The essay is Pickering’s (English/Univ. of Connecticut) favored genre, and this offering, like his others (A Little Fling, 1999, etc.), shows both his strengths and weaknesses (as writer and as teacher). Dead Poets Society, Peter Weir’s 1989 film about an unconventional English teacher, was based, in part, on the screenwriter’s memories of Pickering’s classes, and Pickering tells us that he has found it “impossible” to escape the umbrella of that film (yet—and here’s the rub—he also opens that umbrella in many of these pieces). The essays mix advice, anecdote, criticism, memoir, silliness, poignancy, pomposity and platitude. At times, they also read like journal observations, stitched together with the threads of illustration and rumination. Generally, the topic sentence reigns. “A teacher must be patient and incredibly flexible,” Pickering observes atop one paragraph, then muses below about inflexible schools, quotes a friend named Josh, ends with a Palestinian parable—thus exemplifying the predominant pattern. Sometimes the writer’s observations have the sharp edge of truth (“If you are unable to live in a compromised world, you should not teach”), but elsewhere his maxims are really a thin glaze on ordinary donuts. Pickering is playful, in teaching and in writing, and he relates some amusing encounters with grade-grubbing students, angry parents, dim-witted and unsmiling bureaucrats.
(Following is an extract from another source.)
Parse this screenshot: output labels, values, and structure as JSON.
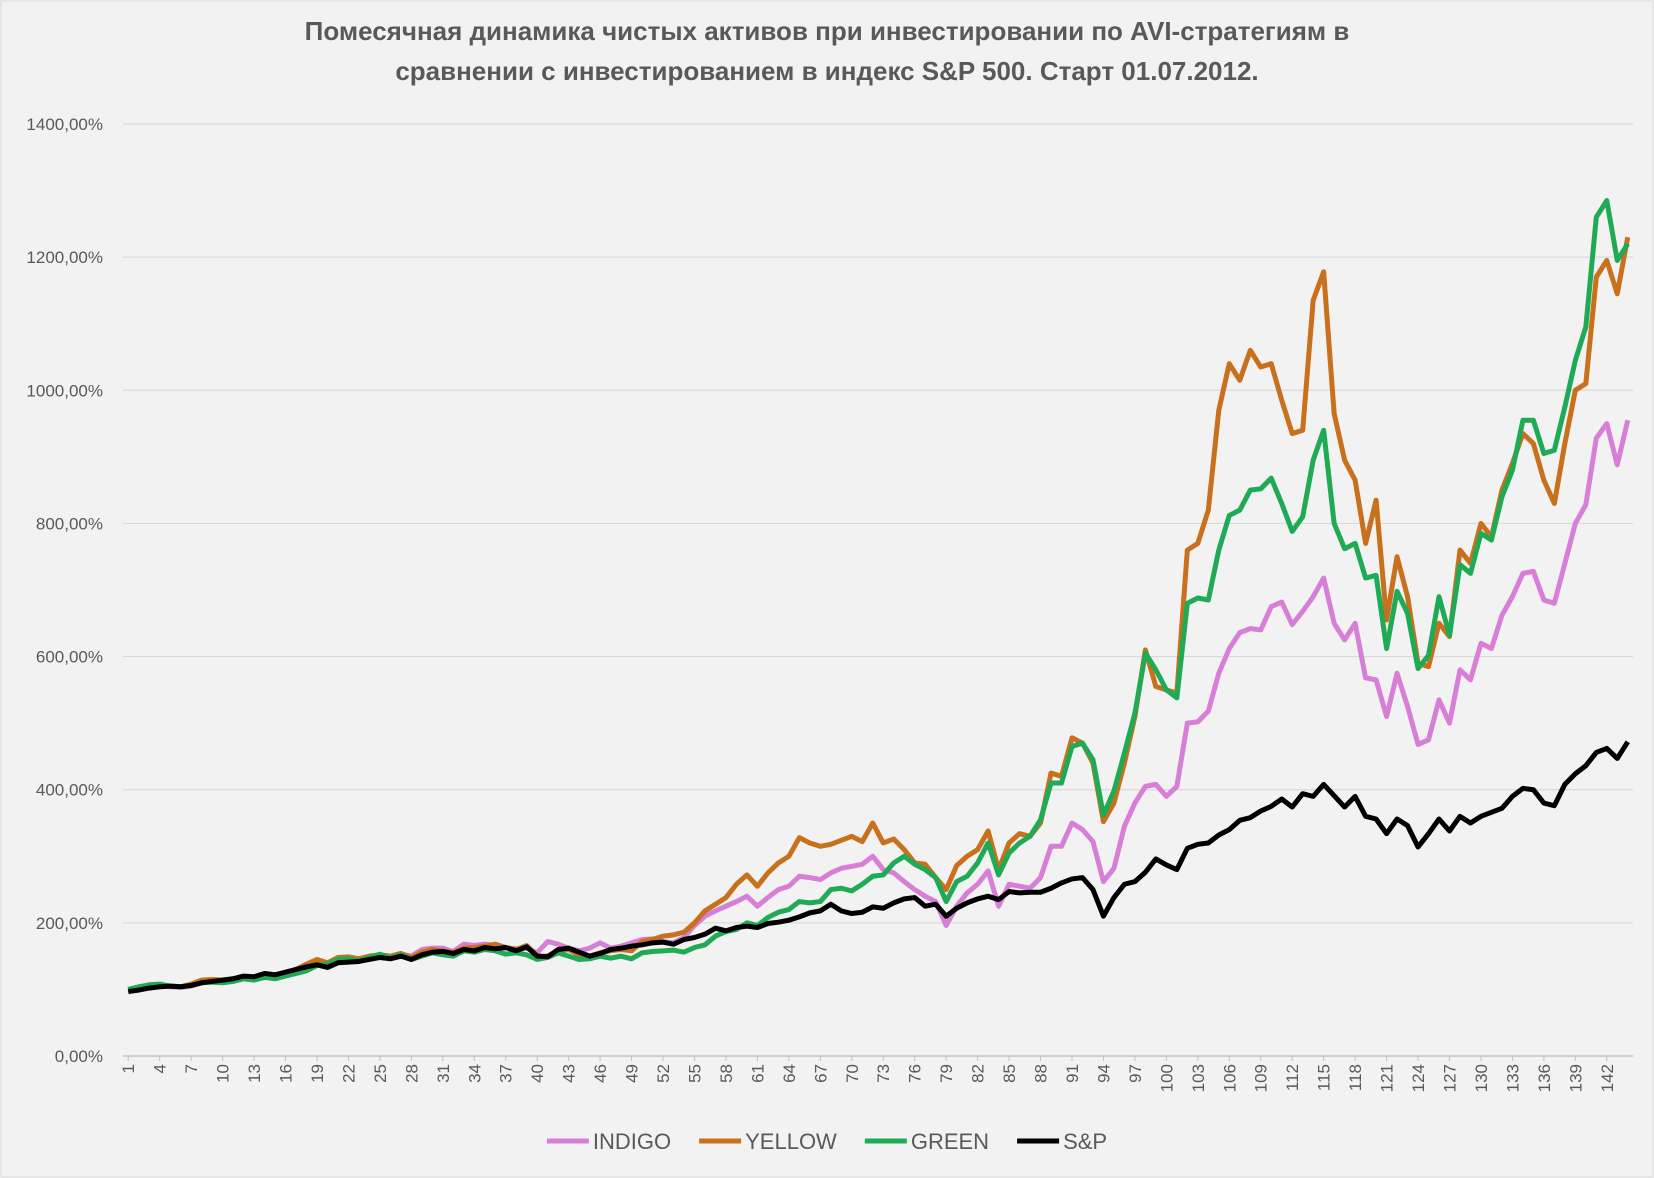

But he also tells (with some evident pleasure) about times when he intentionally deceived folks, à la Loki and Huck Finn (writing and sending bogus crank letters, for example). He seems unaware that this sort of thing can compromise his credibility as a writer—and teacher—as it becomes fair to ask: Are his anecdotes here real? Or did he fabricate them to foment something?
A talented teacher tells all—though not every impression we leave class with may have been in the lesson plan.